Protein transport across the membrane in Escherichia coli.
Preproteins are routed from the site of synthesis (cytoplasm) to the membrane by the secretion (Sec) or the twin-arginine translocation (Tat) pathway. The Sec system consists of a membrane-embedded, protein-conducting channel (PCC) comprising of three proteins (SecY, SecE and SecG), which form the Sec translocase and a peripherally associated, ATP-driven motor protein, SecA. SecD, SecF and YajC form the translocon-associated complex and YidC is involved in membrane protein integration and folding. In the Sec pathway, the transport of unfolded proteins occurs either post- or co-translationally. In case of the former, the fully synthesized preprotein detaches from the ribosome and is directed to the Sec translocase, with the help of a chaperone, SecB. In co-translational targeting, the SRP binds to the signal sequence of the secretory protein while it emerges from the ribosome and the entire ternary complex of SRP/ribosome/nascent secretory protein chain is targeted to the Sec translocase with the aid of SRP receptor (SR or FtsY). SecA accepts the unfolded proteins and threads them through the transmembrane channel (PCC).75 The Tat system, dedicated for transport of folded proteins, consists of three membrane-integrated subunits, namely TatA, TatB and TatC, that together form receptor and a protein-conducting machinery for Tat substrates. TatC and TatB form a complex that is involved in recognition of Tat signal sequences and their insertion into the membrane, while TatA mediates the actual translocation event.76 During or shortly after translocation of the proteins, the hydrophobic signal peptide of most nonlipoproteins is cleaved off by type I signal peptidase, resulting in the release of the mature protein.

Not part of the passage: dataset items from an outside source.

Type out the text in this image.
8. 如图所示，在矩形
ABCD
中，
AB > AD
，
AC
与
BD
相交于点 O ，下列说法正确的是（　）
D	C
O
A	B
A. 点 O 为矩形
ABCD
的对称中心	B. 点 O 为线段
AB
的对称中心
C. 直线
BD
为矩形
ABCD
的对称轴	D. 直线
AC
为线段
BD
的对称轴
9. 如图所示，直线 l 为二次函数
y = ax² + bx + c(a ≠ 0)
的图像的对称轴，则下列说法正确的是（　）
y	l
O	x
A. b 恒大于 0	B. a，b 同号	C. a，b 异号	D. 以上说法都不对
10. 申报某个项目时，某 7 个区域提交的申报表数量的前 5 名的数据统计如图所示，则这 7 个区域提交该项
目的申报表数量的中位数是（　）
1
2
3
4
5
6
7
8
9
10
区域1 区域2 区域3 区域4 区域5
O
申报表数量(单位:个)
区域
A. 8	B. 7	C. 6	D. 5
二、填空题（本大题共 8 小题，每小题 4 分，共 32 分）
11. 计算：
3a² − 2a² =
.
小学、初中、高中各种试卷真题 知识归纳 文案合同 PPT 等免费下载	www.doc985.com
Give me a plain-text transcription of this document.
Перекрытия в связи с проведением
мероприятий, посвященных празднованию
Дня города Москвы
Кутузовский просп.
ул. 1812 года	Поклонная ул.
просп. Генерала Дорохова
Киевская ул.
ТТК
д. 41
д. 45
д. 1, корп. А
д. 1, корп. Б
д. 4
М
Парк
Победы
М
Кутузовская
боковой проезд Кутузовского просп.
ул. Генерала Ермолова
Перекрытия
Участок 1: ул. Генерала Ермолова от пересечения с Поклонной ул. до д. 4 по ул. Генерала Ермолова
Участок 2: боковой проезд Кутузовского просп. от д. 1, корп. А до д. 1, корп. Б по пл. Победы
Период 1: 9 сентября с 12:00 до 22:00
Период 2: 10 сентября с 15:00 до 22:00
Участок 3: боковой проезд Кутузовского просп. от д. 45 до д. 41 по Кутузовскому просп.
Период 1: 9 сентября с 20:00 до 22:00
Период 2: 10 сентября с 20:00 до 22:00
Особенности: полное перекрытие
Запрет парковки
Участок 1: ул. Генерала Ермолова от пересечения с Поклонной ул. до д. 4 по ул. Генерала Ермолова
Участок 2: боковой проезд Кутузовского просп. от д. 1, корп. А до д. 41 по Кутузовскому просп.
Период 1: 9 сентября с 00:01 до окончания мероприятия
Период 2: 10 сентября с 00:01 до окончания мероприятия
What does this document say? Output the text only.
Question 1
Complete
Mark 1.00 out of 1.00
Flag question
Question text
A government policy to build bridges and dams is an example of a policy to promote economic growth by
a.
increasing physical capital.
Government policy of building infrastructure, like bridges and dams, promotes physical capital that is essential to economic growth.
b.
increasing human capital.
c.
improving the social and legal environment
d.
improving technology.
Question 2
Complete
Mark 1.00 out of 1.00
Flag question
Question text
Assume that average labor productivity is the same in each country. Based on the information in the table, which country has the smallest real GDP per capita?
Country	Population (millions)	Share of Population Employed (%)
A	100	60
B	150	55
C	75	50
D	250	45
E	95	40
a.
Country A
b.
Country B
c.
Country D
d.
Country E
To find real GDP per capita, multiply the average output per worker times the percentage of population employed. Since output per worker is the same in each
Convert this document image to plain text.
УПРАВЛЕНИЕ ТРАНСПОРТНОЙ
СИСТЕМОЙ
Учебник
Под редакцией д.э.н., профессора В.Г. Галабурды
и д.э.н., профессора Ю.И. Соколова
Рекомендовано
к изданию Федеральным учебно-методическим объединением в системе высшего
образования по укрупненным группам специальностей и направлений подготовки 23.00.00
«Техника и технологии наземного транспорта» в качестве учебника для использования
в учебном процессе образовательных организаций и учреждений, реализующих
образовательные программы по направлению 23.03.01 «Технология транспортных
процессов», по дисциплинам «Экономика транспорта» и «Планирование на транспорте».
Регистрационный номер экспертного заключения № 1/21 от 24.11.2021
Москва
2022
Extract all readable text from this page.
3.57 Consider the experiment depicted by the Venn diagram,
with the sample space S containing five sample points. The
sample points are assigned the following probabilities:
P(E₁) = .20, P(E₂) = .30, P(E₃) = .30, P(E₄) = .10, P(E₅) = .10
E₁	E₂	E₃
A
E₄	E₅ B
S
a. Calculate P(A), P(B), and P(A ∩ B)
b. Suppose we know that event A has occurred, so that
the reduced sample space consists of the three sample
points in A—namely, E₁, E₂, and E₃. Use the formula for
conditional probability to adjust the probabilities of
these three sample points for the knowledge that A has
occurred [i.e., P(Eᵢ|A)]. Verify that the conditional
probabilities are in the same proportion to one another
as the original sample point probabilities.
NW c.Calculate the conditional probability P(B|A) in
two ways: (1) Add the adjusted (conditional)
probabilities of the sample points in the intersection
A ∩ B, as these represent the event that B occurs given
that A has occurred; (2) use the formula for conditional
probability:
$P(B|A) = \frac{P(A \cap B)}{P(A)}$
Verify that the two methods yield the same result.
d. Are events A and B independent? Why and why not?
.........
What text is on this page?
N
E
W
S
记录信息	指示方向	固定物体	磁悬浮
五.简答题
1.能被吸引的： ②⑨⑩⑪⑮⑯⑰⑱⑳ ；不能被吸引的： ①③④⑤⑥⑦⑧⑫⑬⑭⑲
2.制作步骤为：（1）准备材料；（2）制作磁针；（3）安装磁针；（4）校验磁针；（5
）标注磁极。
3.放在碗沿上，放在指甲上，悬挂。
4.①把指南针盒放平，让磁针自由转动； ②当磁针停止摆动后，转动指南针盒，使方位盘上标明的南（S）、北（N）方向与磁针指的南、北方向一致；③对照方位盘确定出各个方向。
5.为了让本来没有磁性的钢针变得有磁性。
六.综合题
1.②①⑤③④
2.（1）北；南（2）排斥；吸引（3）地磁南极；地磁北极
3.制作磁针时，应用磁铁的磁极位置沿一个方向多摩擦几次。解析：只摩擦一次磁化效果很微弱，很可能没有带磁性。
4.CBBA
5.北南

SRP: Signal recognition particle.

This article aims at summarizing the recent developments in the area of SPases, with regard to their use as drug targets. As with most novel targets, SPases did not achieve the quick success that was probably expected of the target-based approach. Nevertheless, enormous efforts from industry as well as academia have kept SPases in focus for over a decade.